Author: Jarod Bona
It is illegal under the antitrust laws for competitors to agree not to steal each others’ employees. For more about that, you can read our article about how the antitrust laws encourage stealing. Yes, you read that correctly.
But this article isn’t about stealing or even agreeing not to steal employees. Instead, it is about one of our favorite topics: Suing the government under the antitrust laws and the increasingly narrow state-action immunity from antitrust liability.
The FTC and DOJ Antitrust Division can affect antitrust policy beyond just the cases that involve those agencies. They will often file amicus briefs, or in this case, a Statement of Interest of the United States of America. You can read here about how these type of filings have resulted in the FTC seeming like a libertarian government agency.
In Danielle Seaman v. Duke University, a class action alleging that Duke and the University of North Carolina had a no-poaching agreement in violation of the Sherman Antitrust Act, the Department of Justice filed a Statement of Interest on March 7, 2019.
One of Duke’s arguments in defense of the lawsuit is that it is exempt from antitrust liability because it is a state entity. This is called state-action immunity. We write about this doctrine constantly at The Antitrust Attorney Blog.

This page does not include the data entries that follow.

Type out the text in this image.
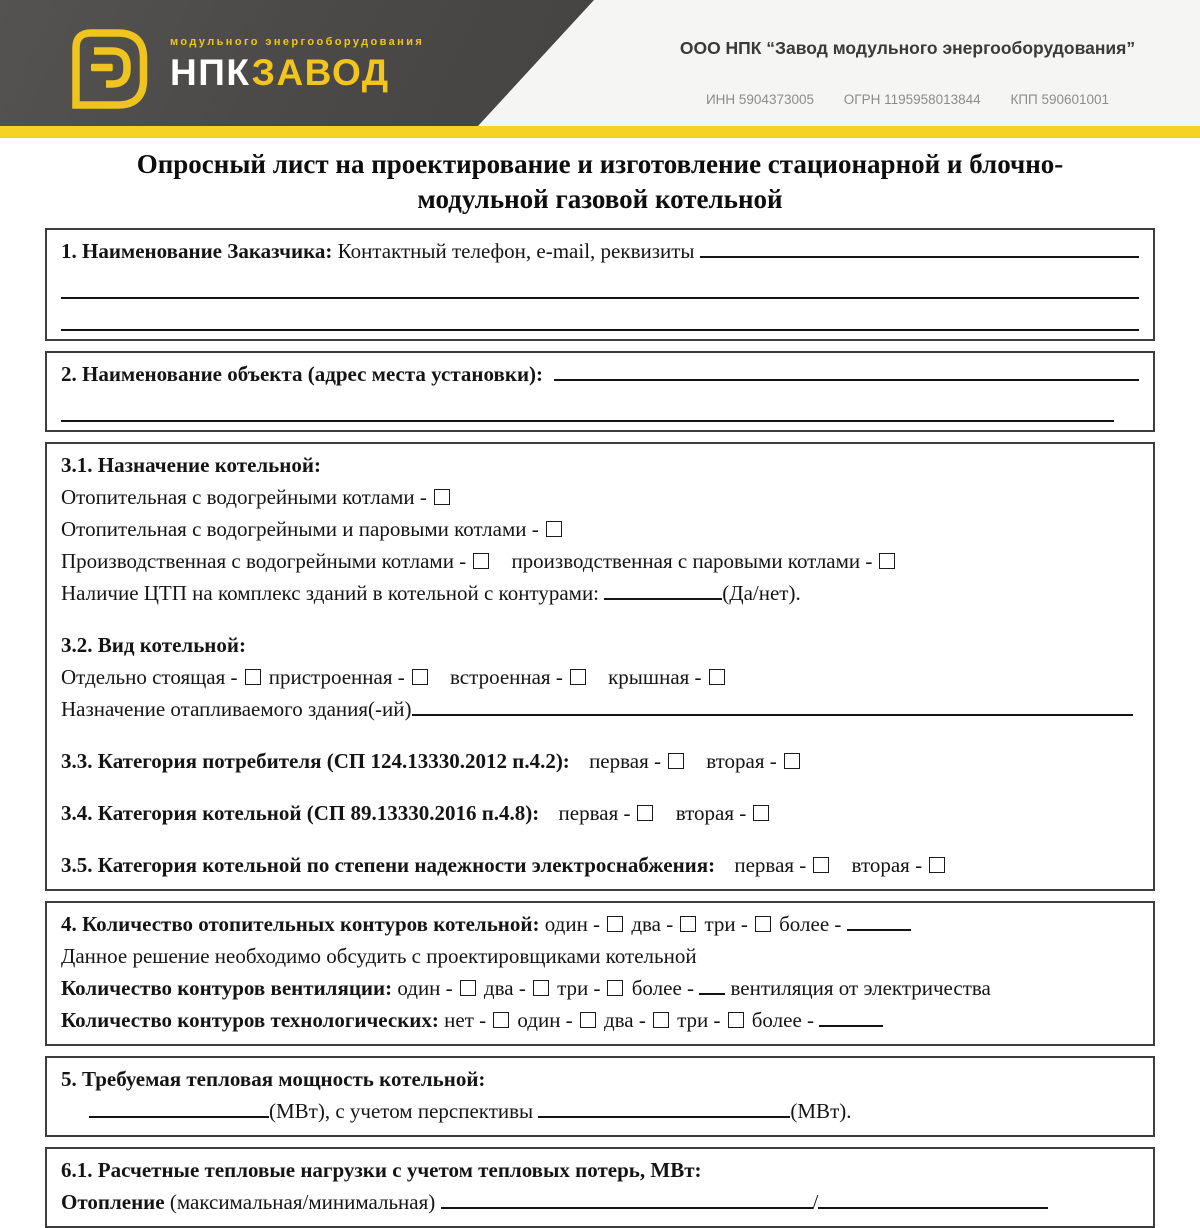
модульного энергооборудования
НПКЗАВОД
ООО НПК “Завод модульного энергооборудования”
ИНН 5904373005 ОГРН 1195958013844 КПП 590601001
Опросный лист на проектирование и изготовление стационарной и блочно-
модульной газовой котельной
1. Наименование Заказчика:
Контактный телефон, e-mail, реквизиты

2. Наименование объекта (адрес места установки):

3.1. Назначение котельной:
Отопительная с водогрейными котлами -
Отопительная с водогрейными и паровыми котлами -
Производственная с водогрейными котлами - производственная с паровыми котлами -
Наличие ЦТП на комплекс зданий в котельной с контурами:	(Да/нет).
3.2. Вид котельной:
Отдельно стоящая - пристроенная - встроенная - крышная -
Назначение отапливаемого здания(-ий)
3.3. Категория потребителя (СП 124.13330.2012 п.4.2): первая - вторая -
3.4. Категория котельной (СП 89.13330.2016 п.4.8): первая - вторая -
3.5. Категория котельной по степени надежности электроснабжения: первая - вторая -
4. Количество отопительных контуров котельной: один - два - три - более -
Данное решение необходимо обсудить с проектировщиками котельной
Количество контуров вентиляции: один - два - три - более - вентиляция от электричества
Количество контуров технологических: нет - один - два - три - более -
5. Требуемая тепловая мощность котельной:
(МВт), с учетом перспективы	(МВт).
6.1. Расчетные тепловые нагрузки с учетом тепловых потерь, МВт:
Отопление (максимальная/минимальная)	/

Anyway, Duke argued that it is Ipso facto exempt from the antitrust laws because it is a “sovereign representative of the state” that is automatically exempt under the Parker doctrine (which is essentially the state-action immunity doctrine). Notably, this argument is flawed already, as the doctrine really only supports automatic exemption for the state acting directly as sovereign, which is typically limited to the state acting in its legislative capacity, or its Supreme Court acting as a legislator (which sometimes happens).
But the Department of Justice, in addition, argued that state-action immunity—or at least Ipso facto immunity—does not apply because Duke University is acting as a market participant, not as a regulator. The DOJ supported this argument with some familiar case law, including the landmark NC Dental case.

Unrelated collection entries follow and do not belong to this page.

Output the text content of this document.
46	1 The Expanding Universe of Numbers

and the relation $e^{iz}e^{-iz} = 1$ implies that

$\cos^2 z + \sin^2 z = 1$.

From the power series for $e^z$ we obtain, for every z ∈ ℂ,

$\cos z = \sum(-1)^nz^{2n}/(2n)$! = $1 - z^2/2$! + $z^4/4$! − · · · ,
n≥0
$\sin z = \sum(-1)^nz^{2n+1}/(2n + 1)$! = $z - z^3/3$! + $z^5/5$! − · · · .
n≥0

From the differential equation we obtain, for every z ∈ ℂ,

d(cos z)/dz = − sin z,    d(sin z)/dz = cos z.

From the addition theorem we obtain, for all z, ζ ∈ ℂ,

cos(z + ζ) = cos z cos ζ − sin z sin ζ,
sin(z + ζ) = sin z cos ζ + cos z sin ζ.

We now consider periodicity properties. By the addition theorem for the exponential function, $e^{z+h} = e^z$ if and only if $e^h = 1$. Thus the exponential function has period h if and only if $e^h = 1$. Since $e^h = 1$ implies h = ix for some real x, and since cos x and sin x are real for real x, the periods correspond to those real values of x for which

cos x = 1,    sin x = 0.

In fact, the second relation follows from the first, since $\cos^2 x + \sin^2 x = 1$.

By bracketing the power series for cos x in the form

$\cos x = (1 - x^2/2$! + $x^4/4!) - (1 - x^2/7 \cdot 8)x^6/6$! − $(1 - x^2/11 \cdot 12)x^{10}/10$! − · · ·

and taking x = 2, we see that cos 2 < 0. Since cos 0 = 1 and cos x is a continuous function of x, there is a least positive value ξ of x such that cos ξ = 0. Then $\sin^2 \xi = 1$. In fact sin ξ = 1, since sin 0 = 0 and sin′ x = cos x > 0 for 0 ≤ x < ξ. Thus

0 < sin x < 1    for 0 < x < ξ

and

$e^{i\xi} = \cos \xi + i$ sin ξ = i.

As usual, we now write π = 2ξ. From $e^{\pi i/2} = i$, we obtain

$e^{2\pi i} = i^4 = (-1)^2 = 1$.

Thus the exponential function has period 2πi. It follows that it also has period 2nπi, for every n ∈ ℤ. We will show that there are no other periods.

It seems that the DOJ market-participant argument is limited here to the point that Duke cannot be automatically exempt from antitrust liability because it is a market participant rather than a regulator, for purposes of the anticompetitive conduct.
But the same reasoning that DOJ makes and the same cases that DOJ cites support a broader market-participant exception to state-action immunity overall. This is an issue that the US Supreme Court expressly left open in its Phoebe Putney decision.
It is a short step from the argument that DOJ makes here to a straightforward market-participant exception to state-action immunity.